VPN Filter

By
2 Minutes Read

This week’s technology topic is a quick Q&A with The IT Company’s own Kyle Kelley. We asked him to help our readers better understand a form of Malware, known as VPN Filter.  

What is VPN Filter? 

VPN Filter is a form of Malware that affects the operating system of many consumer Routers and Wireless Access Points. Kind of like how your computer runs Windows, or MacOS, and your phone runs IOS or Android, network devices like your home router run a specialized OS.  One common OS is called Busybox Linux, and is the one that is the target for this malware. 

What does it do? 

While malware is much more common on PCs and phones, its possible for network devices to have malware as well. Researchers are still a little unsure of how it has been installed initially, once its installed then an attacker can take control of the router, and interfere or stop network access, or potentially steal information.  

What are the effects of VPN Filter? 

If you browse the internet while connected to an infected device, it’s possible for an attacker to monitor what you are doing, potentially even stealing credentials or personal information.  One strain of the malware is focused on SCADA systems, which is the control language for industrial system. So this variant could potentially impact systems like heavy equipment, or power grids.  However there haven’t been any reports of this actually happening. 

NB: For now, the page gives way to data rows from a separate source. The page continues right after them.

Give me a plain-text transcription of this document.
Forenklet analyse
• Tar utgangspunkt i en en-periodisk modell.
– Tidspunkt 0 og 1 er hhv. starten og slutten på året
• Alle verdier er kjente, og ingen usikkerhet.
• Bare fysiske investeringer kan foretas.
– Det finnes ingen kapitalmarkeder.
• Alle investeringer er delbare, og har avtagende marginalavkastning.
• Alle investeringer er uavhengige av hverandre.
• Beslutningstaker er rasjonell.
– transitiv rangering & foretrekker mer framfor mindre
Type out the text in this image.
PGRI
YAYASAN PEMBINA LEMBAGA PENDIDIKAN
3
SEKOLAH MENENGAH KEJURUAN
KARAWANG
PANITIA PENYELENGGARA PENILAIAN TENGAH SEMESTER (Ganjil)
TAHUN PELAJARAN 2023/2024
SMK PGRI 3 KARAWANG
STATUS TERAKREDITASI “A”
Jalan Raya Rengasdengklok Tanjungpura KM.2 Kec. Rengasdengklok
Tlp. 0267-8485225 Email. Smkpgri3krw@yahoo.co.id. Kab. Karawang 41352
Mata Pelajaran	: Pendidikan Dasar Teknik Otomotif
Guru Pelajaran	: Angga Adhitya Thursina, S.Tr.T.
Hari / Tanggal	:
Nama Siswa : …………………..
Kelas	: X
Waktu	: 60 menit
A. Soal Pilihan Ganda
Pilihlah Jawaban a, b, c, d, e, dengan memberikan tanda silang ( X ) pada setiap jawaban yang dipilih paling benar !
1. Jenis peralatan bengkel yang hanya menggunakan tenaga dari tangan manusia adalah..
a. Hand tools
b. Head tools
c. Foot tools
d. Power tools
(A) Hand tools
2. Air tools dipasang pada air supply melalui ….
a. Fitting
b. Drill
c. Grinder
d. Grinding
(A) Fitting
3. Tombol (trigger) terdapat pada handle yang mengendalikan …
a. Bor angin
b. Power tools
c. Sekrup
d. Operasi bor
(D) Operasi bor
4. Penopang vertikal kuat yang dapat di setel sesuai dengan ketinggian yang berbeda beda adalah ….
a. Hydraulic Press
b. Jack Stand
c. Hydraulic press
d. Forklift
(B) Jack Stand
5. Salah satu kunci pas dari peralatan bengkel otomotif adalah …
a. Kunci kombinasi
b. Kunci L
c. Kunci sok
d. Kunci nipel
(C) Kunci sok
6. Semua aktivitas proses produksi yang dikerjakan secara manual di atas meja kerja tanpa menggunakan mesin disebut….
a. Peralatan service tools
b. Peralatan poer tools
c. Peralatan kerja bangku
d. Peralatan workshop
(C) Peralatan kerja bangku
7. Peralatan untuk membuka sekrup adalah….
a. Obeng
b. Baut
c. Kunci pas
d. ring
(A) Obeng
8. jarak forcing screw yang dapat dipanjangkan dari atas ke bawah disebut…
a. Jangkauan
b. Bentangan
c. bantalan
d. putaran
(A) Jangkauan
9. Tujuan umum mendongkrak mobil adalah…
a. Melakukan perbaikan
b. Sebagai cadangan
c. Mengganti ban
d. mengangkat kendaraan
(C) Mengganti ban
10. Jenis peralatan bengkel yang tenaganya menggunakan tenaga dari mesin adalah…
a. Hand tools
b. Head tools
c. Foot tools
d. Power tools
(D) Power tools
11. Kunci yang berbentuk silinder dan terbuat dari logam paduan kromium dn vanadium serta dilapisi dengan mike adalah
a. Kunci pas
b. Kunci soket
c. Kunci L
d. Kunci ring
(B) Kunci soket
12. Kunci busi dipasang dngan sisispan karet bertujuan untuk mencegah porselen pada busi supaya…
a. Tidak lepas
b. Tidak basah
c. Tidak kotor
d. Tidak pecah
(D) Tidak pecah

How can you protect yourself against it? 

Cisco Talos, the security research team that first discovered it, has posted a list of affected devices.  If you have one of these devices on your home network, then you need to perform the following steps: 

  1. Perform a factory reset of the device.  Usually there is a small button on the device that can be pressed with a paperclip to perform this. 
  2. Update the firmware on the device to the latest version. 
  3. Re-configure the device for your network, and be sure to change any default passwords for the device or wireless networks. 

If you have one of these devices on your business network, you need to check with your IT provider first before performing these steps to stop the immediate threat. Then you should see about replacing the device with a business class Firewall. 

How does The IT Company protect people against it?  

Most the network devices affected are what are known as SOHO or Small Office/Home office devices.  These devices are cost effective, and great for home use. In fact I have one of the affected models in my house, however for our customer networks we only use business/enterprise class firewalls that are automatically getting updated to the latest firmware versions to protect from attacks like this.  Additionally, most our customers have security monitoring systems that help detect if any devices on a customer’s network are currently infected with any form of malware like VPN Filter.  

At The IT Company, we take your security very seriously. Our experts, such as Kyle, are consistently looking for ways to help you prevent the negative ramifications of malware like those posed by VPN Filter.